Sabemos que este ser humano tecnologizado despierta más de una sospecha o temor en quienes viven en la nostalgia escénica de un mundo “más natural que ya se nos fue”: un mundo en el que nadie necesitaba quince mil canciones para escucharlas en el aislamiento del audífono incrustado cerca del tímpano; un mundo en el que, para socializar, no se necesitaban consolas de videojuegos interconectadas ni largas sesiones de chat; un mundo en el que la información para la formación se sacaba de un libro y no se pirateaba de internet; un mundo en el que nos veíamos las caras y olíamos nuestros humores.
Me atrevo, sin embargo, a sostener que este cyborg del incipiente siglo XXI no es menos humano ni más artificial que los seres que nos precedieron. El individuo que ha incorporado la tecnología cada vez más ligera, pequeña y, por lo mismo, portátil nos está mostrando que la realidad no se agota en las dimensiones que hasta ahora conocíamos.

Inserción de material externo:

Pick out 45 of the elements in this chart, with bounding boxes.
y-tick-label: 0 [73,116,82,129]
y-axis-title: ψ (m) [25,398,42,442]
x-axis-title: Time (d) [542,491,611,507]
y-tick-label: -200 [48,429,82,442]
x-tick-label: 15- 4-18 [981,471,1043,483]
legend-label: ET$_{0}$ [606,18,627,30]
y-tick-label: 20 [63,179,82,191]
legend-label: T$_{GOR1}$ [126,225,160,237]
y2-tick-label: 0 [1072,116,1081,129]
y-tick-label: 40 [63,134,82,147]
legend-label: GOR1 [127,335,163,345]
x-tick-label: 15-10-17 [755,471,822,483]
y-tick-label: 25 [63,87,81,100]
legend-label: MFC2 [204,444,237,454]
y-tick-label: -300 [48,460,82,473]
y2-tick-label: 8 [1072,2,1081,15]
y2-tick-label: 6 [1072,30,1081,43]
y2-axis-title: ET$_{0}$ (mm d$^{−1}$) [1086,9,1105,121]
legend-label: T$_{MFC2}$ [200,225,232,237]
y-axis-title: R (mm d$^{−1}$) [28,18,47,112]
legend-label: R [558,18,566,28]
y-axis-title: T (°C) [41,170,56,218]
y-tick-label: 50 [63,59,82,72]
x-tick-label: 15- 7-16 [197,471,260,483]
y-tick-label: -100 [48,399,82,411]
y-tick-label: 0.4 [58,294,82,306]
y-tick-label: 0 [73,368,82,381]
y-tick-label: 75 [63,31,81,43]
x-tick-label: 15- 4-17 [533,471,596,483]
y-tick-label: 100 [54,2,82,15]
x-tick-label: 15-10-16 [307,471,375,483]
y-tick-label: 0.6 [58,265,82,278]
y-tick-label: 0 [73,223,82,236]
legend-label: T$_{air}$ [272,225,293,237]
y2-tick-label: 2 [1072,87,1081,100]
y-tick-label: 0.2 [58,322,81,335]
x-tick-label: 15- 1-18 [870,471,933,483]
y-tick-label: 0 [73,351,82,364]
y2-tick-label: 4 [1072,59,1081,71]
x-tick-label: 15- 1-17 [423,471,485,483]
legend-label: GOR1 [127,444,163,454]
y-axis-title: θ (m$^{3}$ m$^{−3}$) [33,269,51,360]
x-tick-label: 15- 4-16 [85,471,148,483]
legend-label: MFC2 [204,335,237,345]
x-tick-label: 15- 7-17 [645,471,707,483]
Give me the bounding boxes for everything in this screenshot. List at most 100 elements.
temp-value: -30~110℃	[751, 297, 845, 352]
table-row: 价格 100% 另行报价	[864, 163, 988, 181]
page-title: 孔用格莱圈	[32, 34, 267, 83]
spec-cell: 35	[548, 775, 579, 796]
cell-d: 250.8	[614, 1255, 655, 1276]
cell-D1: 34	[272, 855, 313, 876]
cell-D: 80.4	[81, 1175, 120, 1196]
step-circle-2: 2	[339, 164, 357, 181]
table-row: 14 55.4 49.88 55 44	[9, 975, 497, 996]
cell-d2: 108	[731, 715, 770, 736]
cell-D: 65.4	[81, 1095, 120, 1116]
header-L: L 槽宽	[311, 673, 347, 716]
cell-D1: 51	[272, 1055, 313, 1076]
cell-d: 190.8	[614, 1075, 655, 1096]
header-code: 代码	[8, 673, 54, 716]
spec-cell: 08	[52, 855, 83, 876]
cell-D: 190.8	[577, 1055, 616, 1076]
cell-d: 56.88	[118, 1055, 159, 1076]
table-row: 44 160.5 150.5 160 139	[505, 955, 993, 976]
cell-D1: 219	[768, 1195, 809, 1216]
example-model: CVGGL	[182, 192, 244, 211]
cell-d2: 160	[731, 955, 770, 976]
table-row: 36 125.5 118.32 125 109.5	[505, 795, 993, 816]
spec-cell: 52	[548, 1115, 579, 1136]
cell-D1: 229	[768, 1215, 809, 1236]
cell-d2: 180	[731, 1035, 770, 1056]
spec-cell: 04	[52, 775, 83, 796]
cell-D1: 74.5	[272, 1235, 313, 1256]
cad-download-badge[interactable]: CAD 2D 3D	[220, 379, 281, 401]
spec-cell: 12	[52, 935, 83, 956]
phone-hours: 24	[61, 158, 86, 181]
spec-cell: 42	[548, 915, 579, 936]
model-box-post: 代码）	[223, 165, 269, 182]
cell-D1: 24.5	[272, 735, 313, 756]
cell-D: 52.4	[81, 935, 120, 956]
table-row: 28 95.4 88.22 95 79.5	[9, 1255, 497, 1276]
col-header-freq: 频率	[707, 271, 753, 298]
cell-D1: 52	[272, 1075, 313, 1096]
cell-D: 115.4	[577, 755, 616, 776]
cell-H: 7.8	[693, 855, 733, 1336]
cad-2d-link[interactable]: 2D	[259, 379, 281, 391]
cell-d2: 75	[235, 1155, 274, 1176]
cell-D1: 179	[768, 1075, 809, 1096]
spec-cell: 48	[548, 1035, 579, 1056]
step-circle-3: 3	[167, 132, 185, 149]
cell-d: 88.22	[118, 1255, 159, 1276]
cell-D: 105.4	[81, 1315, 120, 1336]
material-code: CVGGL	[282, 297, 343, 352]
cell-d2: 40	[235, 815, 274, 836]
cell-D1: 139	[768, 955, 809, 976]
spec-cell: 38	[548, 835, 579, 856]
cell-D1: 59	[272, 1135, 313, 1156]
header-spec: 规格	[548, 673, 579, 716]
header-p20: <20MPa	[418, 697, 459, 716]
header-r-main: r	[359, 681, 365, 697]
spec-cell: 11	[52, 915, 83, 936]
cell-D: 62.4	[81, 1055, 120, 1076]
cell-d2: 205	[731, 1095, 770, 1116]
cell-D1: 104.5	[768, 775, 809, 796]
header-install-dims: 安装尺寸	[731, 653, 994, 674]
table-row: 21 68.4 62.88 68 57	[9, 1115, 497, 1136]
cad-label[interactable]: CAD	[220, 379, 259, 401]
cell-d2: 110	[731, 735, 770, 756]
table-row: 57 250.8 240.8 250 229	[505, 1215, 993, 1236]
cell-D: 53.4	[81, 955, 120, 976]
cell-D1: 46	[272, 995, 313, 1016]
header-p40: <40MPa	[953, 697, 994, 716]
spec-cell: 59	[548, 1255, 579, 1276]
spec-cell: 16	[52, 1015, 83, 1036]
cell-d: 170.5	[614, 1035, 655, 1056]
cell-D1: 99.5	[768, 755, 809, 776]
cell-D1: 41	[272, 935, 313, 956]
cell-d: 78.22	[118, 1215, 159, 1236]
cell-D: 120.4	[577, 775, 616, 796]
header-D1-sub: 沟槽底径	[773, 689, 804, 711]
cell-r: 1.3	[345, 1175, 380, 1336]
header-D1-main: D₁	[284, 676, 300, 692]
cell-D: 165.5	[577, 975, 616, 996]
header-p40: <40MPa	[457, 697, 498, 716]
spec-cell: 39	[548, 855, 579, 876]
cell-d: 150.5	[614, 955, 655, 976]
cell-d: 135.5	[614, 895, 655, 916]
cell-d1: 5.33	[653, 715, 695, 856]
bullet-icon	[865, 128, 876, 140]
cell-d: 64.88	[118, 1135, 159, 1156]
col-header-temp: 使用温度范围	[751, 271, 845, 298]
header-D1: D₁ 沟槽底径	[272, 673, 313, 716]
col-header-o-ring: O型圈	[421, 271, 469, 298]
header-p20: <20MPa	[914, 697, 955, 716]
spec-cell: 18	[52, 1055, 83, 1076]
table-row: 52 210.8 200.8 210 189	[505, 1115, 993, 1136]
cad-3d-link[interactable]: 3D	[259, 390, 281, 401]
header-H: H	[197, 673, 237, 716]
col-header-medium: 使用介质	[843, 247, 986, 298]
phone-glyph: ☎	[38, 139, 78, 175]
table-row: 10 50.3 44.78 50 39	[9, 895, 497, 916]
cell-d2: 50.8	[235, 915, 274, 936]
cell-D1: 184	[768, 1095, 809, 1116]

Como en otros momentos de la historia, hoy estamos nuevamente aprendiendo a escuchar de una manera diferente, a ver de una manera diferente y, sobre todo, a socializar de una manera diferente. El incipiente cyborg con el que convivimos a diario es un ser conectado, vinculado, de acciones simultáneas y en perpetua incorporación de nuevos estímulos. La tendencia de la tecnología a miniaturizarse, al grado de introducirse en nuestra corporeidad, es sólo reflejo de este nuevo ciudadano: un ser humano que propone que lo que hacemos, lo podemos hacer en todo momento, a toda hora y con quien nosotros queramos. ¿La soportable levedad de la tecnología nos ofrece una nueva libertad? Tal vez no tanto. Pero hay algo que no podemos negar: este cyborg del naciente siglo XXI nos recuerda, o debería recordarnos, que aún no hemos agotado nuestra realidad y que todavía tenemos espacio para reinventarnos.